Key attributes (mostly named tuples):

  • left, right, top, bottom – integer edges.
  • topleft, topright, bottomleft, bottomrightPoint(x, y).
  • midleft, midright, midtop, midbottom – midpoints.
  • width, height; size (Size(width, height)); area.
  • center, centerx, centery.
  • boxBox(left, top, width, height).
  • title – window title string.

Example:

import pyautogui

win = pyautogui.getActiveWindow()
print(win.title, win.size, win.topleft)
pyautogui.click(win.left + 10, win.top + 20)

Finding and manipulating windows

Finding:

  • pyautogui.getAllWindows() – all visible windows.
  • pyautogui.getWindowsAt(x, y) – windows under a point.
  • pyautogui.getWindowsWithTitle('Mu') – windows whose title contains string.
  • pyautogui.getAllTitles() – list of titles.

Manipulating via attributes and methods:

win.width = 1000
win.topleft = (800, 400)
win.maximize()
win.minimize()
win.restore()
win.activate() # bring to foreground
win.close() # close window (may bypass "Save?" dialogs)

Boolean properties: isMaximized, isMinimized, isActive.


Keyboard control

Typing text and sequences

  • pyautogui.write('Hello, world!') types that string in the active window; optionally pyautogui.write('Hello, world!', interval=0.25) to add delay between characters.
  • Combined with click to ensure focus:
pyautogui.click(100, 200); pyautogui.write('Hello, world!')
  • For non-character keys (arrows, Enter, etc.), pass a list:
pyautogui.write(['a', 'b', 'left', 'left', 'X', 'Y'])
# results in "XYab"

Key name strings include letters, digits, punctuation plus: 'enter'/'return', 'esc', 'shiftleft', 'shiftright', 'altleft', 'ctrlleft', 'tab', 'backspace', 'delete', 'pageup', 'pagedown', 'home', 'end', 'up', 'down', 'left', 'right', 'f1''f12', 'capslock', 'numlock', 'scrolllock', 'winleft', 'command', 'option', etc., and are all listed in pyautogui.KEYBOARD_KEYS.

Key down/up and hotkeys

  • pyautogui.keyDown('shift') / pyautogui.keyUp('shift') – hold and release a key.
  • pyautogui.press('enter') – press and release a single key (wrapper).
  • pyautogui.hotkey('ctrl', 'c') – press a combination (CTRL-C): presses in order, then releases in reverse.

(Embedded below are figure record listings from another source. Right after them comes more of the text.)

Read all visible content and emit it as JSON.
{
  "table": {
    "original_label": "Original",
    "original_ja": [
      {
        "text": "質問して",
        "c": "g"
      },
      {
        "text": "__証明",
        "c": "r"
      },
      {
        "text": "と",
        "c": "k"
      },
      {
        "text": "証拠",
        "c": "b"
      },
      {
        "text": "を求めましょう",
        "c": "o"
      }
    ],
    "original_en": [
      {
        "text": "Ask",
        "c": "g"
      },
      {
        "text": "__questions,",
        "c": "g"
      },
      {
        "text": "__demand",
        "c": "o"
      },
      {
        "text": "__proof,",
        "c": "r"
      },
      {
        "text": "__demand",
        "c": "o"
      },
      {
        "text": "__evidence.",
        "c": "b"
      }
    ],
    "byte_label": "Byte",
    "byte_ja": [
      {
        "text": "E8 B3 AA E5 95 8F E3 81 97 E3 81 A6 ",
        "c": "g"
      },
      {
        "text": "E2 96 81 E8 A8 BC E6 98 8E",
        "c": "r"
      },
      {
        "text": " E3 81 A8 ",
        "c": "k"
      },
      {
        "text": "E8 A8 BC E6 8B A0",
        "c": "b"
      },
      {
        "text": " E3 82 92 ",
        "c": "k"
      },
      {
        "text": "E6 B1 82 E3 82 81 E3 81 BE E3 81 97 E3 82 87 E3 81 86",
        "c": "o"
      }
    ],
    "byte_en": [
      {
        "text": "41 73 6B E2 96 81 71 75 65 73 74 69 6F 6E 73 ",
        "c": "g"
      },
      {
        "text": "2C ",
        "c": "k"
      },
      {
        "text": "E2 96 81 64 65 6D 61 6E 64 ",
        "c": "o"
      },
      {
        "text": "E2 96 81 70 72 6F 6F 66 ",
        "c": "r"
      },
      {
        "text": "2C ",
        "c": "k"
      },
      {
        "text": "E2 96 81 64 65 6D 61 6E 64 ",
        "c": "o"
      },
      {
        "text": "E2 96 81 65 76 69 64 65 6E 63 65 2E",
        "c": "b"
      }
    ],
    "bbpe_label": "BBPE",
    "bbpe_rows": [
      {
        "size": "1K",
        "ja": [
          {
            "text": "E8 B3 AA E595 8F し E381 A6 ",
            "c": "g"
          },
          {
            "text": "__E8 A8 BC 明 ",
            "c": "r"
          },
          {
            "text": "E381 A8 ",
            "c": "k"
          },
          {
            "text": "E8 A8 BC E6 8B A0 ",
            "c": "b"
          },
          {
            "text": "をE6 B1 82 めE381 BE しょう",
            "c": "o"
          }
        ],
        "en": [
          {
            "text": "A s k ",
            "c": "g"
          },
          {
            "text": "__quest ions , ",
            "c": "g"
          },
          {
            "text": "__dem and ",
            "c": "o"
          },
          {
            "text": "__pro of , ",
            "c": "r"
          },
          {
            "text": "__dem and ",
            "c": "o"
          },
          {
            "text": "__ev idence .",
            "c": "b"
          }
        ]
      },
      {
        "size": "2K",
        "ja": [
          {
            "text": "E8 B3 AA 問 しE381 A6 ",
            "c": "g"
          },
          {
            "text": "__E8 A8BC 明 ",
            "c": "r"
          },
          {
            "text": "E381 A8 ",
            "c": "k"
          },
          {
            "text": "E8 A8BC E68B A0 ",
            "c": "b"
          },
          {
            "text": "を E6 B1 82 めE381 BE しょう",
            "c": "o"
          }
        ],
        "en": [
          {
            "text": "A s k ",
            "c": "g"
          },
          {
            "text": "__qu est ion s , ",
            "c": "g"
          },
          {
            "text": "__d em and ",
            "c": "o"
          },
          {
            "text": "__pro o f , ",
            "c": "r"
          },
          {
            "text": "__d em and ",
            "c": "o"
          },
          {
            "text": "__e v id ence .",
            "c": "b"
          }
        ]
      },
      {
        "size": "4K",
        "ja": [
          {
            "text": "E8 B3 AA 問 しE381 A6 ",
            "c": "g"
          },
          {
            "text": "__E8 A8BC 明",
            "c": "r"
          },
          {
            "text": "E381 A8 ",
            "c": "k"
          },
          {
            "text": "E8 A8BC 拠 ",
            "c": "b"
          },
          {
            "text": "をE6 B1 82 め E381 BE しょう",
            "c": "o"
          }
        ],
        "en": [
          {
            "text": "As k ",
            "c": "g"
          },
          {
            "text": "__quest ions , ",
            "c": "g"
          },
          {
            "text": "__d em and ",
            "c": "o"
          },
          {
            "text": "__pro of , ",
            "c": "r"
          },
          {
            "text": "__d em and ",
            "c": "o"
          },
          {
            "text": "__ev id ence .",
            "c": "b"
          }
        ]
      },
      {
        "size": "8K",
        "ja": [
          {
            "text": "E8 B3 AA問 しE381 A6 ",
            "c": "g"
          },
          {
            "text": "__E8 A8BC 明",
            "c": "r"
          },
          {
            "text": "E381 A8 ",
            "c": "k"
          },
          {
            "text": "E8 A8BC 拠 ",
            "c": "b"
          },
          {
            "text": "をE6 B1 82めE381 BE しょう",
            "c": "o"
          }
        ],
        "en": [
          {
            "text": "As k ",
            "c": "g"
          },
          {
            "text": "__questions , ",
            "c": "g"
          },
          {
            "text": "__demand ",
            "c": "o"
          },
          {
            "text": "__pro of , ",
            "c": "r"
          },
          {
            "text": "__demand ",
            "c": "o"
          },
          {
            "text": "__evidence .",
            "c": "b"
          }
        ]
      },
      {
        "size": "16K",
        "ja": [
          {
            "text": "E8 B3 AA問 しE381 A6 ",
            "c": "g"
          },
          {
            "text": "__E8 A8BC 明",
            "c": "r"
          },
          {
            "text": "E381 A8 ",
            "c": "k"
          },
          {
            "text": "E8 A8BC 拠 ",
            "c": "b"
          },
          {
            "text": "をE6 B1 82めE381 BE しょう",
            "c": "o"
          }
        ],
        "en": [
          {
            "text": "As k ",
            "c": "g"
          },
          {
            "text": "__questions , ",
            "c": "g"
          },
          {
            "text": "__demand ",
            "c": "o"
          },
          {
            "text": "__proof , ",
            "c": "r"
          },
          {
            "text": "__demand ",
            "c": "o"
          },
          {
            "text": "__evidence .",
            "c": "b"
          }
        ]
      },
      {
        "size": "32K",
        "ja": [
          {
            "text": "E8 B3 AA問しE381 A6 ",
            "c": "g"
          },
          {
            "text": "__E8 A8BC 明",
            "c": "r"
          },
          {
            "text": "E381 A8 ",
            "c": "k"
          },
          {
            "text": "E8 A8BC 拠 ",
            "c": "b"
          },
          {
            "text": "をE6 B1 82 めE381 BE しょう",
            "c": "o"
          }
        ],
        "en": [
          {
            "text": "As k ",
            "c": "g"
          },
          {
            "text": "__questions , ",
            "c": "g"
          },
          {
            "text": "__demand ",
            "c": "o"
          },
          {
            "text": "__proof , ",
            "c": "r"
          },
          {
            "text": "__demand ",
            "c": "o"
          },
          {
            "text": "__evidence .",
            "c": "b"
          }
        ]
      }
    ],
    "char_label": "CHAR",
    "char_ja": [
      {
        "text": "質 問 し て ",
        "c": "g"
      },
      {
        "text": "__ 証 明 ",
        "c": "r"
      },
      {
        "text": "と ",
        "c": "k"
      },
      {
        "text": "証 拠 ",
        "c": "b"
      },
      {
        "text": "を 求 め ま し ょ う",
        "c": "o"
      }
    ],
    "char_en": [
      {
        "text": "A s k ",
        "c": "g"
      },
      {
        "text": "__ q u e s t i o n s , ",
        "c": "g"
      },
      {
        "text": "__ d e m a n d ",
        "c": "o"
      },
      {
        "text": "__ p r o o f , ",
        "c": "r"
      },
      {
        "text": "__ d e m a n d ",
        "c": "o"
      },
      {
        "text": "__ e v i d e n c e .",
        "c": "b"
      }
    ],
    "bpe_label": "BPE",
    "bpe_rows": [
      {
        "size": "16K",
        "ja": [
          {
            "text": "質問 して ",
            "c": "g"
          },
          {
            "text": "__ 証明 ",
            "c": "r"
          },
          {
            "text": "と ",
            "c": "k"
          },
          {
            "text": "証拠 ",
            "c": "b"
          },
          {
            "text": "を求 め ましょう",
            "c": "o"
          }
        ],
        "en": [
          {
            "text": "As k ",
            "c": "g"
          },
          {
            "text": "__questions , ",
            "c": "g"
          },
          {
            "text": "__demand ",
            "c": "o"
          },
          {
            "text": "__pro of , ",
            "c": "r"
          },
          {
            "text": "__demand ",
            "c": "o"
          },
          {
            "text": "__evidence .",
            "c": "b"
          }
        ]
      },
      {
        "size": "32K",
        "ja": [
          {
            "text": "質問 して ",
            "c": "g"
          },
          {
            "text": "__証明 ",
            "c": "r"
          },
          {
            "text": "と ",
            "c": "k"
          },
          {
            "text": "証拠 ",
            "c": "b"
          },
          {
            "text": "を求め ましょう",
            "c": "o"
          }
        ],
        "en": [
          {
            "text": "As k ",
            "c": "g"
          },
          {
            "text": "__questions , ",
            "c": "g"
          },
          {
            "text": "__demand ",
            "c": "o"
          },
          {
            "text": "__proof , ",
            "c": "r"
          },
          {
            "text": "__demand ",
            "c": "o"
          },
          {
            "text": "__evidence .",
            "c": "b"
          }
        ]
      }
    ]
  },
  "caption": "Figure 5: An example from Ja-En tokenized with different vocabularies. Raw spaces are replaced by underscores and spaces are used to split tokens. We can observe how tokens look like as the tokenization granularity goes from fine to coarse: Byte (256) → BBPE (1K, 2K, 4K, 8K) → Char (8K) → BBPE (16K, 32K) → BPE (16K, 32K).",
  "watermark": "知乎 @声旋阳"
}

These let you script shortcuts like CTRL-S, CTRL-A, etc.


Ethics and CAPTCHAs

  • CAPTCHAs exist specifically to stop automated scripts from abusing sign-ups, posting spam, or brute-forcing logins.
  • The chapter stresses that the responsibility for using these powerful automation tools ethically lies with you: using unlocked systems to cause harm or gain unfair advantage is not "clever"; it's unethical.

Overall idea of the chapter

Chapter 23 covers GUI automation with PyAutoGUI: mouse control (moveTo/move, click/drag/scroll), screen inspection (screenshots, pixel checks, image recognition with locateOnScreen), window management (Windows only — position, resize, minimize/maximize/activate), keyboard control (write, press, keyDown/keyUp, hotkey), and the MouseInfo helper for planning coordinates. Always use the fail-safe (mouse to corner) and code ethically.